Pero en otras partes, las condiciones de los pobres empezaban a llamar la atención. Hacia 1860, se puso de moda entre los periodistas disfrazarse de vagabundos e ingresar en asilos —a los que a partir de ahora denominaremos refugios— para investigar e informar de las condiciones que se vivían en su interior, lo que permitió a los lectores experimentar sus horripilantes circunstancias de un modo indirecto y sin abandonar para nada la comodidad de sus hogares. Y así fue como los lectores se enteraron de que los internos del refugio de Lambeth eran obligados a desnudarse y sumergirse en una bañera turbia, «del color de un caldo aguado de cordero», con los espumosos restos de pellejos que habían dejado los que habían pasado antes por allí. Había tenebrosos dormitorios donde hombres y niños, «todos ellos completamente desnudos», se amontonaban juntos en camas que eran poco más que jergones. «Los pequeños yacían en brazos de hombres adultos, los hombres se abrazaban entre ellos; no había ni fuego, ni luz, ni supervisión, y los débiles y los achacosos quedaban por completo a merced de los fuertes y rufianescos. El ambiente estaba cargado con un hedor pestilente.»

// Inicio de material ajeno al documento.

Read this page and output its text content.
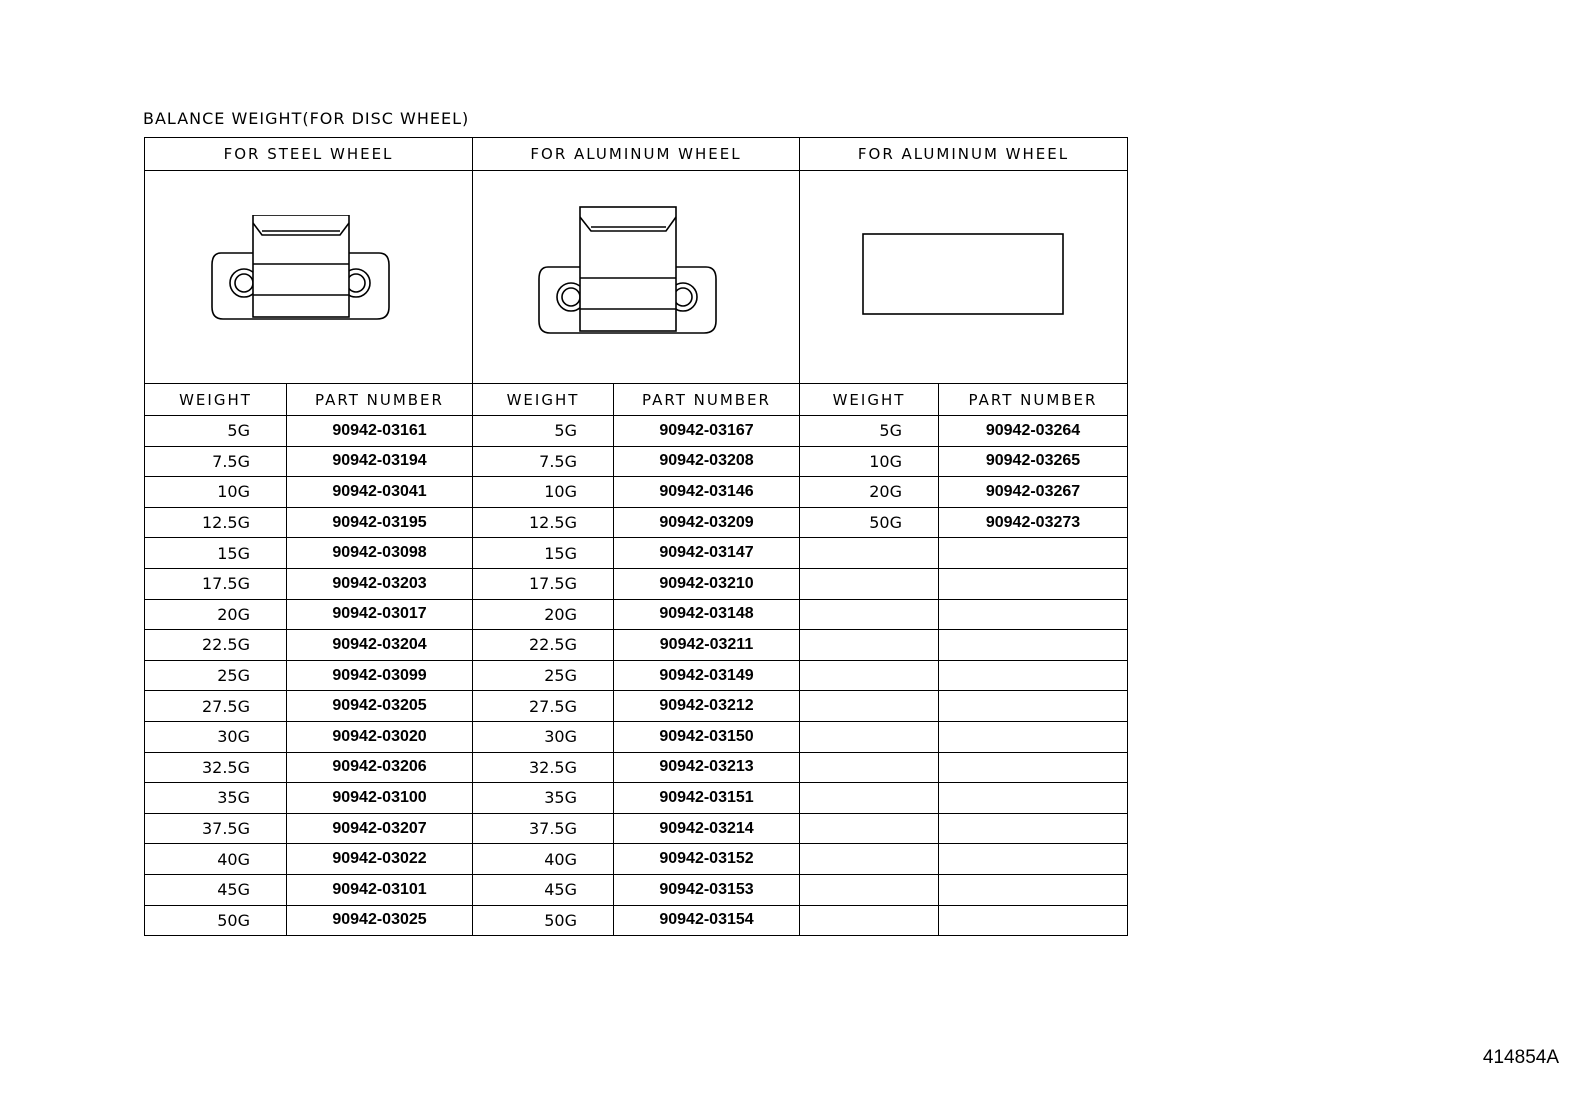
BALANCE WEIGHT(FOR DISC WHEEL)
FOR STEEL WHEEL		FOR ALUMINUM WHEEL		FOR ALUMINUM WHEEL	

WEIGHT	PART NUMBER	WEIGHT	PART NUMBER	WEIGHT	PART NUMBER
5G	90942-03161	5G	90942-03167	5G	90942-03264
7.5G	90942-03194	7.5G	90942-03208	10G	90942-03265
10G	90942-03041	10G	90942-03146	20G	90942-03267
12.5G	90942-03195	12.5G	90942-03209	50G	90942-03273
15G	90942-03098	15G	90942-03147		
17.5G	90942-03203	17.5G	90942-03210		
20G	90942-03017	20G	90942-03148		
22.5G	90942-03204	22.5G	90942-03211		
25G	90942-03099	25G	90942-03149		
27.5G	90942-03205	27.5G	90942-03212		
30G	90942-03020	30G	90942-03150		
32.5G	90942-03206	32.5G	90942-03213		
35G	90942-03100	35G	90942-03151		
37.5G	90942-03207	37.5G	90942-03214		
40G	90942-03022	40G	90942-03152		
45G	90942-03101	45G	90942-03153		
50G	90942-03025	50G	90942-03154		
414854A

Provocados por estos informes, una nueva casta de benefactores inició la fundación de una amplia diversidad de organizaciones de todo tipo —un Committee for Promoting the Establishment of Baths and Wash Houses for the Labouring Classes, una Society for the Suppression of Juvenile Vagrancy, una Society for Promoting Window Gardening Amongst the Working Clases of Westminster, incluso una Society for the Rescue of Boys Not Yet Convicted of Any Criminal Offence—, casi siempre con la esperanza de ayudar a los pobres a mantenerse o volver a sentirse sobrios, cristianos, trabajadores, limpios, respetuosos de la ley, responsables como padres o virtuosos. Los había también que pretendieron mejorar las condiciones de vivienda de los pobres. Uno de los más generosos fue George Peabody, un hombre de negocios norteamericano que se estableció en Inglaterra en 1837 (fue él, quizás lo recuerde, quien ofreció el fondo de emergencia que permitió que los expositores norteamericanos pudieran exhibir finalmente en la Gran Exposición) y dedicó gran parte de su inmensa fortuna a construir bloques de pisos, repartidos por todo Londres, destinados a los pobres. Por mucho que la pesada mano del paternalismo siguiera estando aún patente, las viviendas de Peabody dieron cabida a casi quince mil personas, proporcionándoles pisos limpios y en comparación espaciosos. Pero se sabe que los inquilinos no tenían permiso para pintar ni decorar las paredes con papel pintado, instalar cortinas o personalizar de modo destacado sus hogares. En consecuencia, no resultaban mucho más alegres que celdas carcelarias.
Pero el auténtico cambio se produjo con el crecimiento repentino del trabajo misionero a nivel local, reflejado de forma muy particular en las labores de un hombre que hizo más de lo que nadie hubiera podido hacer antes para ayudar (muchas veces lo quisieran o no) a los niños necesitados. Se llamaba Thomas Barnardo. Era un joven irlandés que llegó a Londres a principios de la década de 1860 y se quedó tan horrorizado al ver las condiciones a las que se enfrentaban los jóvenes desamparados, que puso en marcha una organización formalmente conocida como la National Incorporated Association for the Reclamation of Destitute Waif Children, aunque todo el mundo acabó conociéndola como la asociación del doctor Barnardo.